Après le décès du XIIIe dalaï-lama, en 1933, le gouvernement central lui a conféré un titre posthume et a envoyé Huang Musong pour assister aux cérémonies de condoléances. À l’hiver 1939, un garçon de cinq ans, du nom de Lhamo Toinzhug et originaire du Qinghai, a été escorté à Lhasa et intronisé comme XIVe dalaï-lama. La cérémonie d’intronisation a été présidée par Wu Zhongxin, envoyé par le gouvernement central de la République de Chine.

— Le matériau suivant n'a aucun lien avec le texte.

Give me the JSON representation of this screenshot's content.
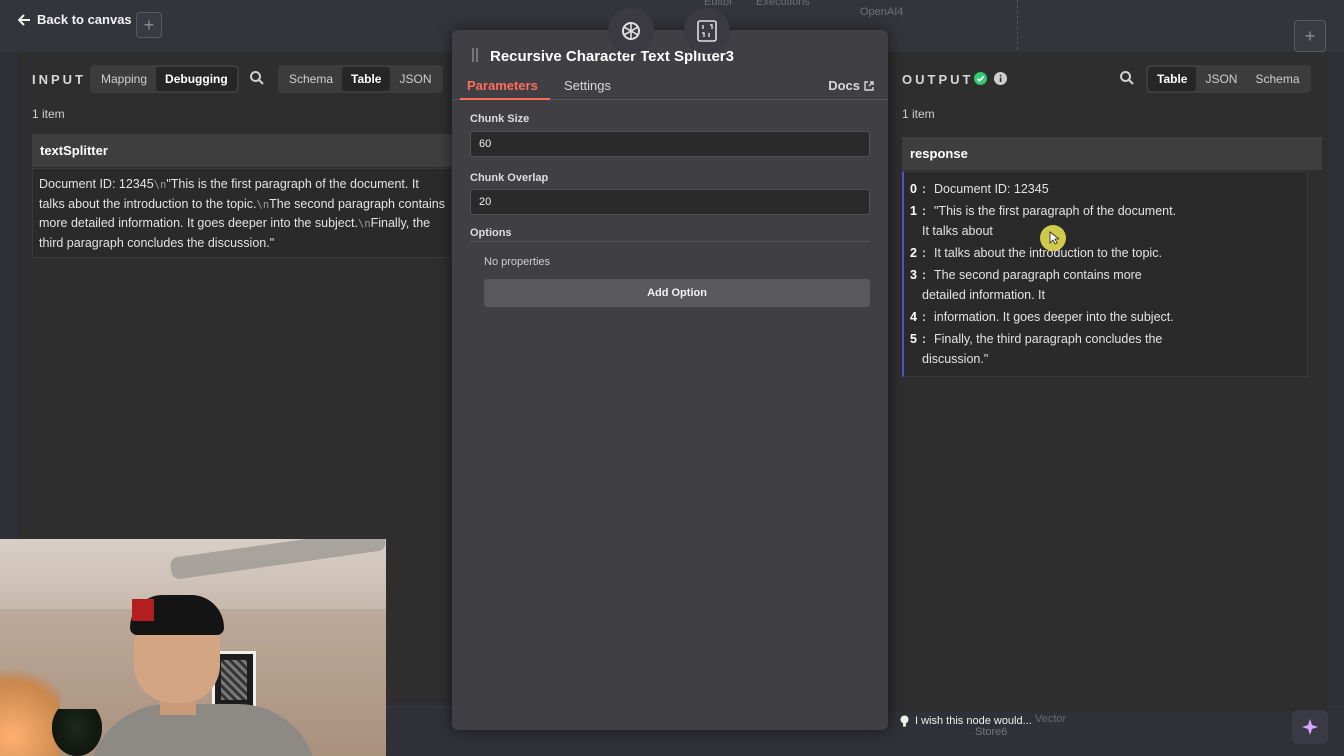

Pendant la Seconde Guerre mondiale, alors que la Grande-Bretagne et la Chine étaient deux pays alliés, la Grande-Bretagne a tout de même essayé d’interdire et de saboter la souveraineté de la Chine sur le Tibet. Le 5 août 1943, Anthony Eden, secrétaire britannique au Foreign Office, a envoyé une note à Song Ziwen, ministre chinois des Affaires étrangères, dans laquelle il décrivait le Tibet comme ayant un « statut de fait d’autonomie totale ». M. Eden a aussi effectué une nouvelle demande pour une autre conférence de Simla, mais le gouvernement chinois a ignoré cette demande. La conspiration de la Grande-Bretagne pour « l’indépendance du Tibet » s’est finalement effondrée, quand l’Inde a annoncé son indépendance en 1947.

Après la Seconde Guerre mondiale, le monde est entré dans la période de la guerre froide. Les États-Unis ont pris la place de la Grande-Bretagne comme chef de file du monde occidental et du patronage de « l’indépendance du Tibet ». En fait, le Tibet est inclus dans le plan stratégique de la CIA depuis la fondation de cette agence en 1947. Sous prétexte d’examiner la construction d’une route servant à transporter des matériaux de guerre au Tibet, le président Roosevelt a dépêché ses émissaires auprès du dalaï-lama, et ceux-ci lui ont remis un cadeau et un message disant que le président espérait que le Tibet pourrait maintenir son statut de « petit pays indépendant ». En 1950, année du déclenchement de la guerre de Corée, l’Armée populaire de Libération (APL) est entrée au Tibet et a rapidement libéré Qamdo. Soupesant la situation, le gouvernement local du Tibet a envoyé à Beijing une délégation dirigée par Ngapoi Ngawang Jigme. Après des négociations, le 23 mai 1951, la délégation a signé l’Accord en 17 points avec le gouvernement central, ce qui a marqué l’accomplissement de la libération pacifique du Tibet.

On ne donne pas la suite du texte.